Bull bars will be banned from all new cars under EU pedestrian safety plans due to be approved in Brussels today.
The move is part of a voluntary agreement with car makers to redesign car fronts to reduce the risk to pedestrians in a collision.
But transport safety campaigners say the deal is much weaker than experts have recommended after 22 years of scientific tests funded by the EU and member states.
The European Transport Safety Council claims the Brussels Commission and EU governments are bowing to a powerful car industry lobby and trimming their demands for tougher car impact standards.
Four new crash tests for car fronts have been in the pipeline for years, designed to cut injuries caused to pedestrians by protruding bonnet edges and bumpers.
If all four tests were mandatory, says the ETSC, the current 9,300 pedestrian and cyclist deaths a year could be cut by 2,000, and the annual 200,000 injured in accidents involving cars, reduced by 18,000.
But the voluntary code being considered by ministers meeting in Brussels commits the European Automobile Manufacturers Association (ACEA) only to a more limited range of modifications which, says the ETSC, will only cut pedestrian deaths by 500 a year.
An EC official said: ‘‘The Commission is satisfied with the industry’s commitment.

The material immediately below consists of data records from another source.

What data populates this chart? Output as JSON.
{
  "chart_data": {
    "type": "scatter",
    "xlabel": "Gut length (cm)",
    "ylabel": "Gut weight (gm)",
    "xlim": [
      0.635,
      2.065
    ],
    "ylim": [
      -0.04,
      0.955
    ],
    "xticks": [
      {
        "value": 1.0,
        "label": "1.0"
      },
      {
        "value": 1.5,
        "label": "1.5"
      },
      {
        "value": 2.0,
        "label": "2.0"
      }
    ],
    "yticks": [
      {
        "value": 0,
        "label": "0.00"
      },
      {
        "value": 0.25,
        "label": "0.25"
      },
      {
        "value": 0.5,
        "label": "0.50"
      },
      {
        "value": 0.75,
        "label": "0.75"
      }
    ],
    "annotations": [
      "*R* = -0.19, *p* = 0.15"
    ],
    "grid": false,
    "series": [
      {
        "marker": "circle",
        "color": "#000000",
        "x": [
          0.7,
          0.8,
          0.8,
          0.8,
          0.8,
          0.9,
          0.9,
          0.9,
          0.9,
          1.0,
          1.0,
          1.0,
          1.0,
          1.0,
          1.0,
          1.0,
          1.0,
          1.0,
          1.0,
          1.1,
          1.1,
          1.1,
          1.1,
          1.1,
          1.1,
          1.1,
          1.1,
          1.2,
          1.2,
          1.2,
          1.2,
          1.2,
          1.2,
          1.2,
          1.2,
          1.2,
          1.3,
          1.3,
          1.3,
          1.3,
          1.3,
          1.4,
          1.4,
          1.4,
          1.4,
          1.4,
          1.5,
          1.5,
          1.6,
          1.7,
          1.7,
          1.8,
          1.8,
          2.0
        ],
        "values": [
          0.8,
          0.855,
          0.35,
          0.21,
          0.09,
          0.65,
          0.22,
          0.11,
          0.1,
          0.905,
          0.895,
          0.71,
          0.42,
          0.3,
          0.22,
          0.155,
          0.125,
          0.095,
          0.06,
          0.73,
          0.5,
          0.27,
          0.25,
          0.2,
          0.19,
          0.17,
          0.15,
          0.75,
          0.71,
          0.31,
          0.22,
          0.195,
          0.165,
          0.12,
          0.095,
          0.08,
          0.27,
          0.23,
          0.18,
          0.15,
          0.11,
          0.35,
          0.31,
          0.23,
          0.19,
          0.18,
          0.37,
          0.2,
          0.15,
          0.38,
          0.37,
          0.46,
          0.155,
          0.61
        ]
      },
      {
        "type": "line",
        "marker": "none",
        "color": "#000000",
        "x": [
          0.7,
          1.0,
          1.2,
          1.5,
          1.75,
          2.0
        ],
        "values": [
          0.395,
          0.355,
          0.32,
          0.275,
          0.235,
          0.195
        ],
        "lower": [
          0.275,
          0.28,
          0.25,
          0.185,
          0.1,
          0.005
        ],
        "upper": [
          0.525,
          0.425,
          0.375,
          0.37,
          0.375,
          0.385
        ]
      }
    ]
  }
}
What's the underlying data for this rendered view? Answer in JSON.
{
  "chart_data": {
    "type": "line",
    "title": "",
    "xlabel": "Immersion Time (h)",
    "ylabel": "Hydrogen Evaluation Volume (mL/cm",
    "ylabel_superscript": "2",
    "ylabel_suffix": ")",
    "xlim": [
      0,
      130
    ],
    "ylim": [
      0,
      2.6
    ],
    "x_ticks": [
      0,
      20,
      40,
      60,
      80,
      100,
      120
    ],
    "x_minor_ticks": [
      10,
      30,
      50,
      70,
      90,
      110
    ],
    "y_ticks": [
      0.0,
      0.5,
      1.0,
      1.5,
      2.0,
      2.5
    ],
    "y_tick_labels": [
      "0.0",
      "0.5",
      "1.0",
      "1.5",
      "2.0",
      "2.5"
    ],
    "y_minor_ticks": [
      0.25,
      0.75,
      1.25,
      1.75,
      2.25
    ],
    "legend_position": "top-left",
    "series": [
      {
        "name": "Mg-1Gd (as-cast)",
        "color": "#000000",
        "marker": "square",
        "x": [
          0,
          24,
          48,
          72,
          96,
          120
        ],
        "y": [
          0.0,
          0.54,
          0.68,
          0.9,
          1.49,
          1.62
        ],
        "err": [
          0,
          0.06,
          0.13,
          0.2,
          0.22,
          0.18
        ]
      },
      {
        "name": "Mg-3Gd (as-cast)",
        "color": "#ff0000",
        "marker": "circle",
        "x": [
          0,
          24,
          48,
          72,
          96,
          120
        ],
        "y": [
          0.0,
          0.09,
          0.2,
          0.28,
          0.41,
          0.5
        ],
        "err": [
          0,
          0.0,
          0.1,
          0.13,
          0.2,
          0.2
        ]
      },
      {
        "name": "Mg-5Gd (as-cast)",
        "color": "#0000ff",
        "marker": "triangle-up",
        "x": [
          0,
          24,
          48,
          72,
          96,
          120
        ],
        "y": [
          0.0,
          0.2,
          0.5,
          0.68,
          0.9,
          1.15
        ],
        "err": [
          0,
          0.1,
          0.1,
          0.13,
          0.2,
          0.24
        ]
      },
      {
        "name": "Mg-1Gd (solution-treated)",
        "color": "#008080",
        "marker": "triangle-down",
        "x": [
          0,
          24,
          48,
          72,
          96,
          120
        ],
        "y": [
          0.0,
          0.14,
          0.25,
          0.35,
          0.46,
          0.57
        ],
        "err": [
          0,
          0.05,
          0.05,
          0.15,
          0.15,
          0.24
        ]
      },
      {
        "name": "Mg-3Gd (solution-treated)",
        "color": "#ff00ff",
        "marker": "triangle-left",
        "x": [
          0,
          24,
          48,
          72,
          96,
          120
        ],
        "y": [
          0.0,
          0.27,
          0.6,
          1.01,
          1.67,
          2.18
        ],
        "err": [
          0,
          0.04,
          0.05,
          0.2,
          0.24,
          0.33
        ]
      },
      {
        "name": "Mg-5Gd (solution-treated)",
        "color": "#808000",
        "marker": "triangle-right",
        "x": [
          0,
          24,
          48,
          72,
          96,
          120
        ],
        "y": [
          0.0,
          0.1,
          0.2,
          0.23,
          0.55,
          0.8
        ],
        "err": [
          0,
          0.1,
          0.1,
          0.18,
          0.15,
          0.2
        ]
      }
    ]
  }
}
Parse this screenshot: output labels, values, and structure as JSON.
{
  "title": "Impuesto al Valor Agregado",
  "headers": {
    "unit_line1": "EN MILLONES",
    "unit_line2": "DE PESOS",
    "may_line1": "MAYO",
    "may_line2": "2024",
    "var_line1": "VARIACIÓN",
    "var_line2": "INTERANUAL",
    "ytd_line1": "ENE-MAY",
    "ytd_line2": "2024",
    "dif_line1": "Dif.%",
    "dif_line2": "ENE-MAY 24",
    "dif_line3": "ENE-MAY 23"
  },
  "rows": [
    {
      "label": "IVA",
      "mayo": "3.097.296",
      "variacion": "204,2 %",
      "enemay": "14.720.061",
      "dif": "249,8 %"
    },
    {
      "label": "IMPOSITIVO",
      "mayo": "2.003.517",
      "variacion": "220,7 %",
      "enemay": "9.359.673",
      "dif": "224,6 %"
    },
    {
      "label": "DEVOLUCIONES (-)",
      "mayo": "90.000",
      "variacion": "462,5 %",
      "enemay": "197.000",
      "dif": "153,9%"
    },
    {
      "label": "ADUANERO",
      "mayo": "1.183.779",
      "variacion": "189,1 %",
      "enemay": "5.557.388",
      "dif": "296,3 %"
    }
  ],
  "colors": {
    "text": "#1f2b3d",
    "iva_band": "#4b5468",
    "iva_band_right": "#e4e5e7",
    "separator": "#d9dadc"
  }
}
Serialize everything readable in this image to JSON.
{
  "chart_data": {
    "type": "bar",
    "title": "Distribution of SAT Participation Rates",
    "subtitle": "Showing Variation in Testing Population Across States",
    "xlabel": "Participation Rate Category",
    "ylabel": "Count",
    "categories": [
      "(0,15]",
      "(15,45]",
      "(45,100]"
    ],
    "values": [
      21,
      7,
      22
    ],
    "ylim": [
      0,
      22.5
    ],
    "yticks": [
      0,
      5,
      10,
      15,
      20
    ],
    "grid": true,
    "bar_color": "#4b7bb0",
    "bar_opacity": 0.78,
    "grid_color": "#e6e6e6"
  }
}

But before deciding where this is sufficient or whether legislation might be needed, we would like to know the opinion of governments and MEPs.’’
The EU government ministers are expected to endorse the voluntary code, which UK trade and industry secretary Patricia Hewitt says can be brought in far faster than EU-wide legislation.
The compromise deal includes the introduction of ABS - the Advanced Braking System which helps prevent skidding under heavy braking - on all new cars by 2003, and car front design modifications by 2005, which would mean the end of the road for bull bars fitted at the factory.
However, the agreement does not include bull bars bought as an accessory, and the ETSC says the bull bar problem represents only a small proportion of all pedestrian injuries caused by car fronts of all types.
More comprehensive design changes would be phased in from 2010.
The ETSC is now turning its attention on MEPs, hoping to persuade them to block the new voluntary deal, and demand the original, legally-binding four-test package.